Leituras para distrair
Recebi
a foto de um kit, que o remetente ironicamente identificou como “kit Jorge”, contendo
uma lata de pinga Pitú e alguns cajus. Gostei da brincadeira e fiz alguns
comentários.
Eu não
pratico tanto, mas gosto de um caju amigo. Uma peça carnuda de caju cortada em
filés sobre uma tábua de madeira, uma boa pinga, e o momento máximo: mastigar
um filé de caju e, em seguida, degustar a pinga. Uma delícia! Ainda que
possa ser um atentado contra a saúde.
Conheço
pessoas que invertem o ritual. Primeiro a pinga e, depois, o caju como um
tira-gosto. Não é o meu caso, mas é besteira discutir este detalhe. Vale o
prazer.
Não é um ritual para se praticar sozinho. Eu e um antigo companheiro, cujo contato perdi, praticávamos o caju amigo em uma pequena propriedade que tive e que chamávamos de “sitio”.
Não é um ritual para se praticar sozinho. Eu e um antigo companheiro, cujo contato perdi, praticávamos o caju amigo em uma pequena propriedade que tive e que chamávamos de “sitio”.
O caju
amigo me traz duas lembranças especiais. Uma delas, como não deixaria de ser, é
gonçalense. Ainda estávamos no colegial, lá em São Gonçalo, quando íamos ao bar do Adelino, na Vila (Zé Garoto), e bebíamos um caju
amigo, eu e o meu querido e falecido compadre. Lá o caju não era servido em
filés, era espremido em um copo do mesmo tipo onde era servida a pinga. Copo
simples, de fundo alto, antes era chamado copo de cachaceiro, hoje é chamado de
shot. Ali, em pé, no balcão, bebíamos em dois goles. Meu compadre bebia
primeiro a cachaça, eu bebia primeiro o caju, a pinga ia em seguida. Hoje o Adelino seria preso por vender bebida alcoólica a menores. As
conversas, as piadas, as expressões e comentários eram sempre os mesmos. Tudo
fazia parte do ritual. Um dos tantos rituais que consagraram uma amizade que só
me trouxe felicidade.
Outra
lembrança é de uma tarde em um local distante, uma quase esquecida estação da
Embratel, em Boa Vista, Roraima, ou Macapá, Amapá. A memória é falha, e nunca
mais voltei lá. Era uma estação dos antigos sistemas de tropodifusão com suas
antenas lindas, erguidas como enormes muralhas de metal no espaço e que
pareciam peças de ficção científica.
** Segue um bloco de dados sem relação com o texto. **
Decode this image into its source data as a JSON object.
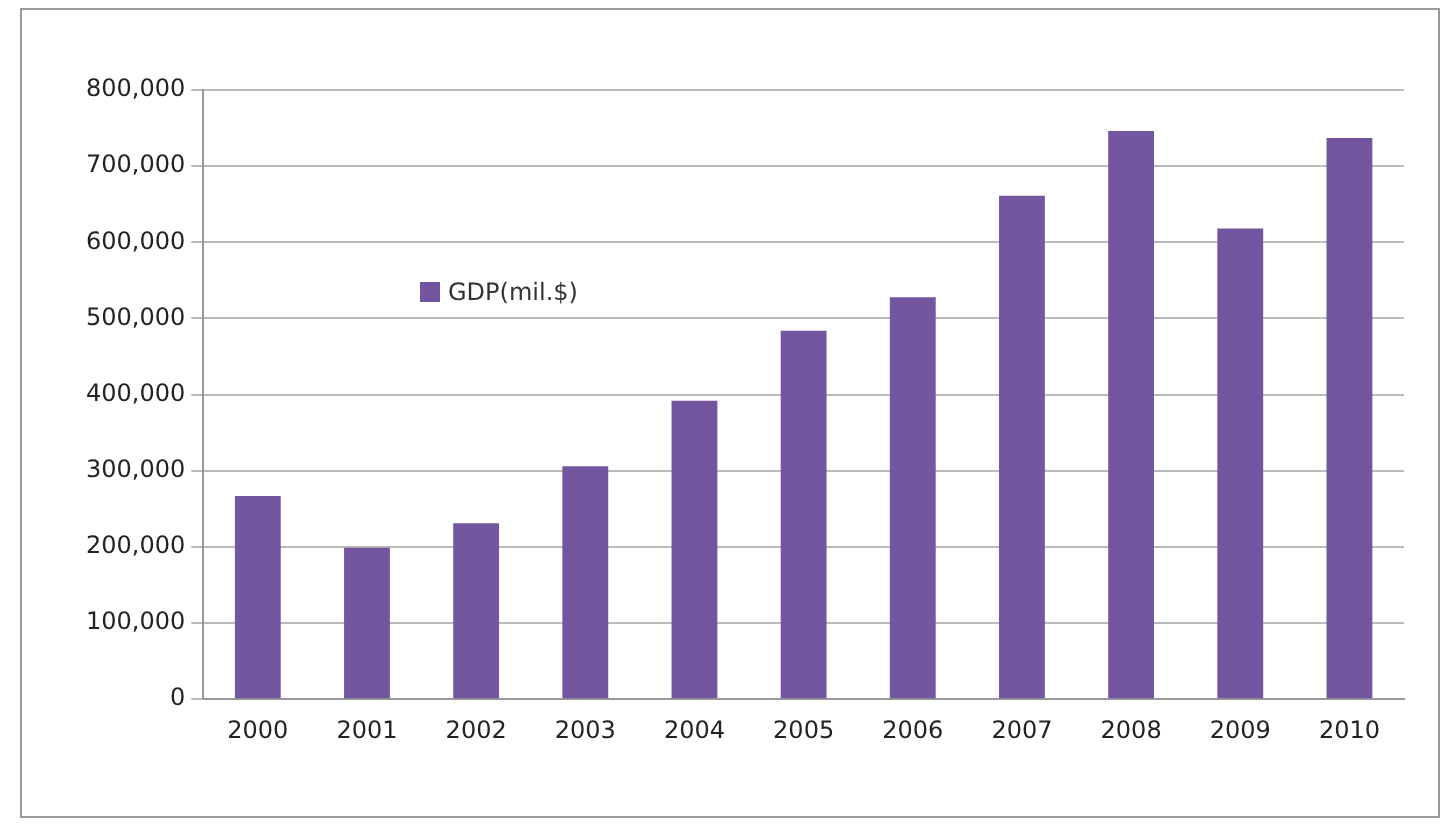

Poucos profissionais de telecomunicações tiveram a oportunidade de conhecer aqueles equipamentos que eram a alternativa de comunicações na amazônia antes do advento do satélite.
O
terreno lateral ao da estação continha vários cajueiros e uma mangueira enorme com uma sombra magnífica. Grande o suficiente para abrigar uma birosca e
alguns bancos de madeira. Nada em volta, só mato e a casa do caseiro da estação. Não sei
de onde saía a clientela da birosca. Terminamos o trabalho e fui levado para
conhecer a birosca e o caju amigo. Uma pinga deliciosa e os tamanhos dos cajus
eram impressionantes, pelo menos para mim. Tudo se ajustava naquela
tarde, parecia um momento ensaiado. Estávamos eu, um companheiro da engenharia de Belém,
outro colega do Rio e o pessoal da estação local. O resto não preciso relatar,
nem conseguiria. Basta fechar os olhos e deixar a imaginação fluir deliciosa
como flui um caju amigo.
Sobre
o kit para caju amigo, eu já o vi no supermercado próximo ao Largo do Machado,
aqui, no Rio. Achei interessante, embora eu não goste muito do sabor da
Pitú, uma pinga pernambucana reconhecida internacionalmente. Não sei se existe
alguma Pitú especial. A comercial eu não gosto. Porém, gosto não se discute, mais
vale um gosto do que dez vinténs, como dizia a minha avó Olga.